Ecco mi disse nonno mio ora prendi il tuo tono e sarà compagno di passo, compagna di baci questa rosa. Unica rosa.

Se li cavelli artón[n]iti,   avanti foss’io morto,
ca’n is[s]i [sí] mi pèrdera   lo solacc[i]o e ’l diporto.
Quando ci passo e véjoti,   rosa fresca de l’orto,
  bono conforto dónimi tut[t]ore:
  poniamo che s’ajúnga il nostro amore

Quante sono le schiantora   che m’ha’ mise a lo core,
e solo purpenzànnome   la dia quanno vo fore!
Femina d’esto secolo   tanto non amai ancore
  quant’amo teve, rosa invidïata:
  ben credo che mi fosti distinata»

Cielo d’Alcamo, Rosa fresca aulentissima

Così, con una rosa fresca e profumata inizia, principia, la letteratura cortese che resta non nella poesia scritta fitta su di una pergamena, su carta miniata, ma nell’amore che ha un contadino per l’unica rosa.

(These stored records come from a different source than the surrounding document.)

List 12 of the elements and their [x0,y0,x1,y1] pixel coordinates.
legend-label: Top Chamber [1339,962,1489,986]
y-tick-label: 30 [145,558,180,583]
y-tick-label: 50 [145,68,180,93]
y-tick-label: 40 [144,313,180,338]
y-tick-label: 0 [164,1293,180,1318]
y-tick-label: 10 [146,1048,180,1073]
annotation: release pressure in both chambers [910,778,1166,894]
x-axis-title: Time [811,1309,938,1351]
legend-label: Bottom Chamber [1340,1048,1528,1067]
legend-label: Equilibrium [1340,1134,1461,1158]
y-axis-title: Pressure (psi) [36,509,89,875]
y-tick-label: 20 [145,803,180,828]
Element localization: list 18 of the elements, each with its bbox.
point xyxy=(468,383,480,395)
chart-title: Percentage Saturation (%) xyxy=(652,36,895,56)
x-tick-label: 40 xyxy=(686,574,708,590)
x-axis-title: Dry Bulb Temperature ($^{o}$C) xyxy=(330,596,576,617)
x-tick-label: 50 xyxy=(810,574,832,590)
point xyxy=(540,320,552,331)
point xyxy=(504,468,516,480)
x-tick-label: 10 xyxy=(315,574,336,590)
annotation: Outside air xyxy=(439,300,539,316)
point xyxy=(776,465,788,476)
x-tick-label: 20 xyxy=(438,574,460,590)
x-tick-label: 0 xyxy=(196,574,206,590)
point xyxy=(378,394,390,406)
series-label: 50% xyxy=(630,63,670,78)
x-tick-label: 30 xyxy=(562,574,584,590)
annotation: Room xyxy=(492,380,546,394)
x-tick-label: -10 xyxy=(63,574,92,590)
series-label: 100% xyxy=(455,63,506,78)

Meo sire, poi juràstimi,   eo tut[t]a quanta incenno.
Sono a la tua presenz[ï]a,   da voi non mi difenno.
S’eo minespreso àjoti,   merzé, a voi m’arenno.
  A lo letto ne gimo a la bon’ora,
  ché chissa cosa n’è data in ventura.

Che storia è la letteratura, un cortese inchino alla bellezza pura e si chiamano destini erranti in terre di rose e giardini, in fantasie di cavalieri vestiti da contadini e di gran dame, di ogni una sola la devozione

Annaffierei le rose con le mie lacrime per sentire il dolore delle loro spine e il rosso bacio dei loro petali.